Diagnosis: Porokeratosis of Mibelli
Porokeratosis (PK) are a group of rare, acquired or genetic dermatoses, characterized by a keratinization disorder of unknown origin, clinically presenting annular or linear, well-limited, keratotic plaques. PK of Mibelli consists of a single or several annular plaques, usually unilateral and less frequently bilateral and symmetrical (1). The lesions initially form as keratotic plaques, which slowly expand in a centrifugal way. Subsequently, the lesions become annular, well demarcated, with an atrophic centre edged by a peripheral keratotic ridge (2); they rarely evolve to spontaneous remission (3).
As in the current case, the lesions are generally asymptomatic, but in some cases may be pruritic, especially in the body folds. The aetiopathogenesis of PK is complex and multifactorial, but is not well known (1); genetic factors, immunosuppression, ultraviolet (UV) exposure, drugs, infectious agents and trauma may play a role in pathogenesis. The mode of inheritance can be sporadic or familial, transmitted as an autosomal dominant trait, more commonly in a random form, which is probably the case for the current patient, since none of her relatives were affected by the disease (3). It has also been described an association with mevalonate kinase (MVK) gene mutation, which is usually related to disseminated superficial actinic porokeratosis (DSAP) (4).
Differential diagnoses of PK of Mibelli include several dermatoses, such as psoriasis, Bowen’s disease, squamous cell carcinoma, actinic keratosis, acrokeratosis verruciformis, seborrhoeic and stucco-keratosis (1, 3). In the current paediatric case we mainly considered plane wart, eczema, dermatitis artefacta, annular lichen planus and scarring, even though no previous trauma was reported.
Diagnostic confirmation is achieved via incisional biopsy, performed on the periphery of the lesion, and histopathological examination. The histopathology of PK is specific; it is characterized by a stack of tightly fitted parakeratotic cells, which are well limited from the rest of other corneocytes; it represents the cornoid lamella (Fig. 2A). In addition, under the column of parakeratotic cells, the granulosum layer is absent and the epithelium thinned (Fig. 2B, C) (3).
In the current case we also found focal koilocytic changes (Fig. 2C), which might initially suggest a diagnosis of a plane wart; this is an interesting finding, and another paediatric case also reported it (5).
The current case shows that the diagnosis of PK can be very challenging, and that PK should be considered even in very young patients.
There are no standards of treatment for PK, and no international and national guidelines.

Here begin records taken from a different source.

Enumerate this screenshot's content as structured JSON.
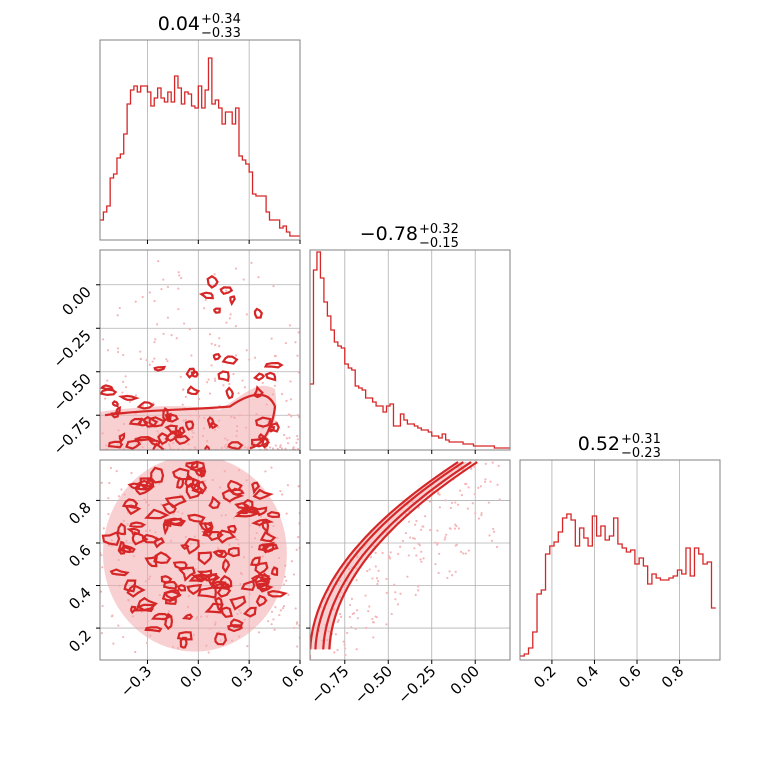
{
  "colors": {
    "accent": "#d62728",
    "contour_fill": "#f3a9ac",
    "frame": "#808080",
    "grid": "#b0b0b0"
  },
  "chart_data": [
    {
      "type": "histogram",
      "panel": "p00",
      "title": {
        "median": "0.04",
        "plus": "+0.34",
        "minus": "−0.33"
      },
      "xlim": [
        -0.58,
        0.6
      ],
      "ylim": [
        0,
        1
      ],
      "x_ticks": [
        -0.3,
        0.0,
        0.3,
        0.6
      ],
      "bin_start": -0.58,
      "bin_width": 0.02,
      "values": [
        0.1,
        0.14,
        0.17,
        0.31,
        0.33,
        0.41,
        0.43,
        0.53,
        0.68,
        0.75,
        0.77,
        0.74,
        0.77,
        0.77,
        0.74,
        0.67,
        0.71,
        0.76,
        0.71,
        0.69,
        0.74,
        0.69,
        0.82,
        0.76,
        0.68,
        0.74,
        0.73,
        0.67,
        0.66,
        0.77,
        0.66,
        0.75,
        0.91,
        0.68,
        0.7,
        0.66,
        0.58,
        0.64,
        0.64,
        0.58,
        0.66,
        0.42,
        0.4,
        0.38,
        0.34,
        0.23,
        0.22,
        0.22,
        0.22,
        0.14,
        0.1,
        0.1,
        0.1,
        0.06,
        0.07,
        0.04,
        0.02,
        0.02,
        0.02
      ]
    },
    {
      "type": "scatter_contour",
      "panel": "p10",
      "xlim": [
        -0.58,
        0.6
      ],
      "ylim": [
        -0.95,
        0.2
      ],
      "x_ticks": [
        -0.3,
        0.0,
        0.3,
        0.6
      ],
      "y_ticks": [
        0.0,
        -0.25,
        -0.5,
        -0.75
      ],
      "y_tick_labels": [
        "0.00",
        "−0.25",
        "−0.50",
        "−0.75"
      ]
    },
    {
      "type": "histogram",
      "panel": "p11",
      "title": {
        "median": "−0.78",
        "plus": "+0.32",
        "minus": "−0.15"
      },
      "xlim": [
        -0.95,
        0.2
      ],
      "ylim": [
        0,
        1
      ],
      "x_ticks": [
        -0.75,
        -0.5,
        -0.25,
        0.0
      ],
      "bin_start": -0.95,
      "bin_width": 0.02,
      "values": [
        0.33,
        0.9,
        0.99,
        0.86,
        0.74,
        0.67,
        0.6,
        0.54,
        0.52,
        0.51,
        0.43,
        0.41,
        0.4,
        0.32,
        0.31,
        0.3,
        0.26,
        0.26,
        0.24,
        0.22,
        0.22,
        0.19,
        0.22,
        0.23,
        0.12,
        0.12,
        0.18,
        0.15,
        0.13,
        0.13,
        0.12,
        0.11,
        0.1,
        0.1,
        0.09,
        0.07,
        0.07,
        0.06,
        0.08,
        0.05,
        0.04,
        0.04,
        0.04,
        0.04,
        0.03,
        0.03,
        0.03,
        0.02,
        0.02,
        0.02,
        0.02,
        0.02,
        0.02,
        0.01,
        0.01,
        0.01,
        0.01,
        0.01
      ]
    },
    {
      "type": "scatter_contour",
      "panel": "p20",
      "xlim": [
        -0.58,
        0.6
      ],
      "ylim": [
        0.05,
        0.99
      ],
      "x_ticks": [
        -0.3,
        0.0,
        0.3,
        0.6
      ],
      "x_tick_labels": [
        "−0.3",
        "0.0",
        "0.3",
        "0.6"
      ],
      "y_ticks": [
        0.2,
        0.4,
        0.6,
        0.8
      ],
      "y_tick_labels": [
        "0.2",
        "0.4",
        "0.6",
        "0.8"
      ]
    },
    {
      "type": "scatter_contour",
      "panel": "p21",
      "xlim": [
        -0.95,
        0.2
      ],
      "ylim": [
        0.05,
        0.99
      ],
      "x_ticks": [
        -0.75,
        -0.5,
        -0.25,
        0.0
      ],
      "x_tick_labels": [
        "−0.75",
        "−0.50",
        "−0.25",
        "0.00"
      ],
      "y_ticks": [
        0.2,
        0.4,
        0.6,
        0.8
      ]
    },
    {
      "type": "histogram",
      "panel": "p22",
      "title": {
        "median": "0.52",
        "plus": "+0.31",
        "minus": "−0.23"
      },
      "xlim": [
        0.05,
        0.99
      ],
      "ylim": [
        0,
        1
      ],
      "x_ticks": [
        0.2,
        0.4,
        0.6,
        0.8
      ],
      "x_tick_labels": [
        "0.2",
        "0.4",
        "0.6",
        "0.8"
      ],
      "bin_start": 0.05,
      "bin_width": 0.02,
      "values": [
        0.02,
        0.03,
        0.06,
        0.14,
        0.33,
        0.35,
        0.53,
        0.57,
        0.59,
        0.64,
        0.71,
        0.73,
        0.7,
        0.57,
        0.66,
        0.61,
        0.57,
        0.72,
        0.62,
        0.67,
        0.6,
        0.62,
        0.71,
        0.58,
        0.56,
        0.54,
        0.55,
        0.48,
        0.51,
        0.47,
        0.38,
        0.43,
        0.41,
        0.4,
        0.4,
        0.41,
        0.42,
        0.45,
        0.43,
        0.56,
        0.42,
        0.56,
        0.53,
        0.48,
        0.49,
        0.26
      ]
    }
  ]
}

The best outcome for PK of Mibelli has been shown to be achieved when treated with imiquimod 5% cream, and that cryotherapy can be considered for smaller lesions (6). In order to replace deficient mevalonate pathway end-products related to the possible pathogenetic role of MVK gene mutation, the application of topical cholesterol/lovastatin has also been proposed recently as a possible treatment for PK (4, 7, 8).
Due to the young age of the current patient and the reduction in lesion size after incisional biopsy, she was started on daily topical application of calcipotriol, which resulted in clinical stabilization of the lesion.